大手ベンダーのサポートが待たれるLinuxデスクトップ

主要PCメーカーによる本格的なサポートが欠如しているのは、Linuxデスクトップの根本的な欠陥である。しかし、Microsoftに立ち向かい、現状を変える気概を見せる企業がいつの日か登場することを期待したい。

[Steven J. Vaughan-Nichols,eWEEK]
eWEEK

 いつの日かどこかの企業が、Microsoftに立ち向かい、だれでも簡単にLinuxデスクトップを購入できるよう現状を変える気概を見せねばならない時が来るだろう。

 12月最初の週末、Linuxデスクトップを完成に近づけるためオレゴンに集った一流のLinux開発者たちには、有り余る尊敬の念を抱いている。

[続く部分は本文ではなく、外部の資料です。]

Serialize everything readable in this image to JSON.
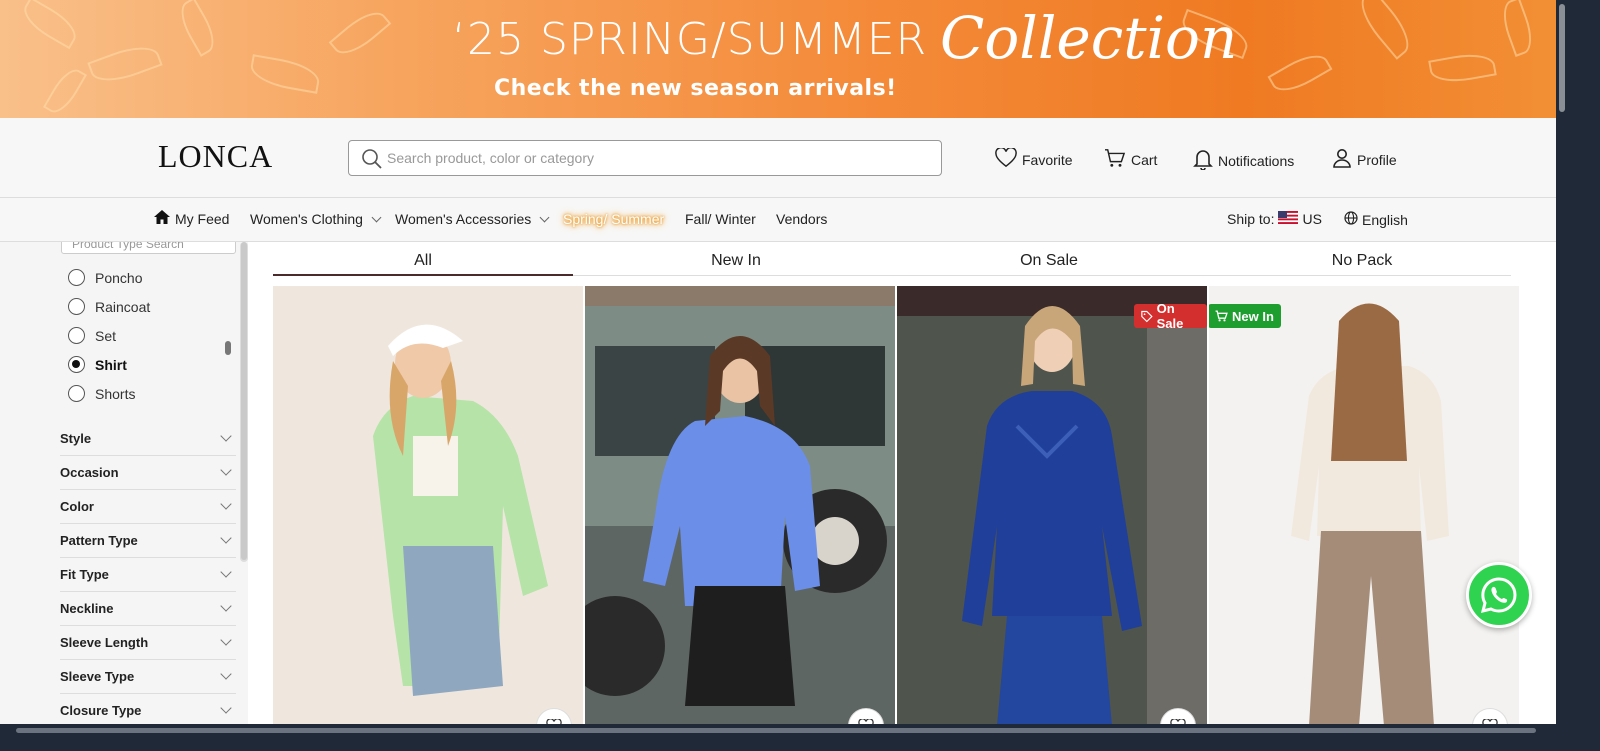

 彼らが素晴らしい仕事ぶりを発揮し、Linuxデスクトップが一般的なユーザーでも扱いやすいよう改良されることは間違いないが、わたしがLinuxデスクトップの根本的な欠陥であると考える問題の解決は不可能だろう。根本的な欠陥とはつまり、主要PCメーカーによる本格的なサポートの欠如である。

 昨今の大手ベンダーは、Linuxに対して前向きな態度を取るようになっている。事実、Dellなどの一部ベンダーは、Linuxデスクトップらしきものを提供している。

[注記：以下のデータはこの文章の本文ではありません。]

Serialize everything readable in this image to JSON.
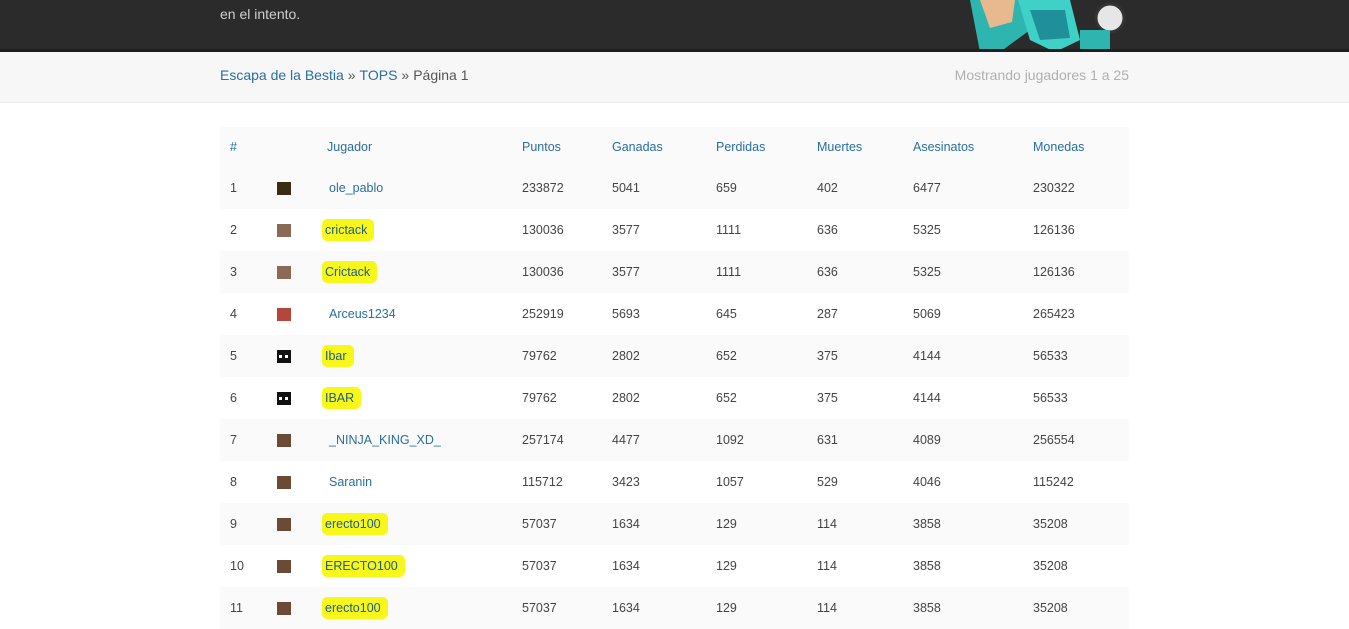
{
  "header": {
    "intro_text": "en el intento."
  },
  "breadcrumb": {
    "home": "Escapa de la Bestia",
    "sep1": "»",
    "section": "TOPS",
    "sep2": "»",
    "page": "Página 1"
  },
  "showing_text": "Mostrando jugadores 1 a 25",
  "table": {
    "columns": [
      "#",
      "",
      "Jugador",
      "Puntos",
      "Ganadas",
      "Perdidas",
      "Muertes",
      "Asesinatos",
      "Monedas"
    ],
    "rows": [
      {
        "rank": "1",
        "player": "ole_pablo",
        "points": "233872",
        "wins": "5041",
        "losses": "659",
        "deaths": "402",
        "kills": "6477",
        "coins": "230322",
        "highlight": false,
        "head": "#3b2a14"
      },
      {
        "rank": "2",
        "player": "crictack",
        "points": "130036",
        "wins": "3577",
        "losses": "1111",
        "deaths": "636",
        "kills": "5325",
        "coins": "126136",
        "highlight": true,
        "head": "#8a6a55"
      },
      {
        "rank": "3",
        "player": "Crictack",
        "points": "130036",
        "wins": "3577",
        "losses": "1111",
        "deaths": "636",
        "kills": "5325",
        "coins": "126136",
        "highlight": true,
        "head": "#8a6a55"
      },
      {
        "rank": "4",
        "player": "Arceus1234",
        "points": "252919",
        "wins": "5693",
        "losses": "645",
        "deaths": "287",
        "kills": "5069",
        "coins": "265423",
        "highlight": false,
        "head": "#b5463b"
      },
      {
        "rank": "5",
        "player": "Ibar",
        "points": "79762",
        "wins": "2802",
        "losses": "652",
        "deaths": "375",
        "kills": "4144",
        "coins": "56533",
        "highlight": true,
        "head": "#111111"
      },
      {
        "rank": "6",
        "player": "IBAR",
        "points": "79762",
        "wins": "2802",
        "losses": "652",
        "deaths": "375",
        "kills": "4144",
        "coins": "56533",
        "highlight": true,
        "head": "#111111"
      },
      {
        "rank": "7",
        "player": "_NINJA_KING_XD_",
        "points": "257174",
        "wins": "4477",
        "losses": "1092",
        "deaths": "631",
        "kills": "4089",
        "coins": "256554",
        "highlight": false,
        "head": "#6b4a36"
      },
      {
        "rank": "8",
        "player": "Saranin",
        "points": "115712",
        "wins": "3423",
        "losses": "1057",
        "deaths": "529",
        "kills": "4046",
        "coins": "115242",
        "highlight": false,
        "head": "#6b4a36"
      },
      {
        "rank": "9",
        "player": "erecto100",
        "points": "57037",
        "wins": "1634",
        "losses": "129",
        "deaths": "114",
        "kills": "3858",
        "coins": "35208",
        "highlight": true,
        "head": "#6b4a36"
      },
      {
        "rank": "10",
        "player": "ERECTO100",
        "points": "57037",
        "wins": "1634",
        "losses": "129",
        "deaths": "114",
        "kills": "3858",
        "coins": "35208",
        "highlight": true,
        "head": "#6b4a36"
      },
      {
        "rank": "11",
        "player": "erecto100",
        "points": "57037",
        "wins": "1634",
        "losses": "129",
        "deaths": "114",
        "kills": "3858",
        "coins": "35208",
        "highlight": true,
        "head": "#6b4a36"
      }
    ]
  },
  "colors": {
    "link": "#2a6f9e",
    "highlight": "#f7f71a",
    "topbar": "#2b2b2b"
  }
}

 だが、Dellが実際に売り込みをかけている製品の正体は、空っぽのHDDと「FreeDOS」というぱっとしないオープンソースOSを搭載した、価格は高いのに性能は低い「Dimension」PCなのだ。しかもこの製品はLinuxをサポートしていない。

 まったく、なんという“お買い得”商品だろう。

 第一線のベンダーで本物のLinux PCを販売しているのは、Hewlett-Packardだけである。それでも、一般ユーザー向けの「Compaq Pavilion」が欲しい場合は、運がなかったと諦めるほかない。プロフェッショナル用のPCやワークステーションなら入手できるが、地元の量販店で見かけるようなマシンは存在しないのだ。安価だがそれほど高性能ではない、2.66GHzのCeleron-Dを搭載する「Compaq Business Desktop dx2000」が、一般ユーザー向け製品といえる唯一のものだろう。

 だが、Linuxデスクトップの真の普及を図るには、有名ブランドの性能のよい中堅製品に搭載し、各地域の小売店やオンラインショップで販売する必要がある。

 Linuxデスクトップは現時点で、TigerDirectなどの小売企業に「Linspire」(以前の「LindowsOS」)搭載コンピュータを提供するシステムインテグレーター、Wintergreen Systemsや、「MEPIX Linux」を擁するTechalignといった中小企業のものが利用できる。

 しかしながら、大半の人々は二流どころの製品や性能の低いPCを進んで買おうとはしない。名前を知らない企業の製品には金は出さない――単純な仕組みだ。

 本稿の読者やわたしのような人間なら、PCなどどれも似たり寄ったりだということの真相を理解しているだろうが、一般の買い物客はそんなふうには考えない。

 なぜ自社マシンにLinuxを搭載しないのかと大手ベンダーを問い詰めたとしても、需要がないからと返されるのがオチだろう。

 確かに需要はまだ少ない。だが、「Red Hat Desktop」もしくは「SUSE Linux 10」を搭載しているか、「Windows XP Home」を利用しているかという違い以外はまったく同じPCを店の棚に並べ、Linuxマシンを100ドル値引きして販売したらどうだろう。小売店もベンダーも、Linuxマシンがバーモント州の冷え込む朝のホットケーキ並みに次々売れていくのを目にすることになると、わたしは確信している。

 とどのつまり、LinuxはWindowsより安いのだ。

 信じられない? ならばどうしてMicrosoftは、Linuxが勢いを増しつつある国で、「XP Starter Edition」などという廉価版製品を提供するようになったのだろうか(関連記事参照)

 Windowsより安全かつ安価、しかもMS Officeと完全な互換性のある「OpenOffice.org 2.0」オフィススイートが無料で同梱される、か……。わたしなら、Linuxを何と発音すればよいのか皆目見当がつかなくても、絶対に購入するのだが。

 だというのに、家電量販店にはLinuxを搭載したソニーの「VAIO」が置かれていない。大手PCメーカーはいざとなるとMicrosoftにたてつくのを尻込みするというのが、その理由だ。

 サーバにLinuxを搭載して販売するのはかまわないが、デスクトップはMicrosoftの独壇場で、同社にもシェアを譲り渡そうという気はさらさらない。

 Microsoftの独占的なビジネスはとがめを受けたこともあるが、大手のOEM企業は、もしもLinuxをデスクトップの主流とすべく本気で後押しし始めたなら、Microsoftは彼らをつぶすことができるし、つぶすだろうということを身に染みて理解しているのだ。

 それでも、Linuxデスクトップが進化し続け、コストメリットもますます魅力的になりつつある中、勇気あふれるベンダーが早晩反旗を翻し、高機能なデスクトップ製品としてLinuxの提供を始めるだろう。

 そんな日がなるべく早く来ることをわたしは願っている。

 Windowsの愛好者でも、そうした状況を歓迎すべきだ。Windowsオペレーティングシステムが再び適正な価格で販売されるようになるには、これしか道はないのだから。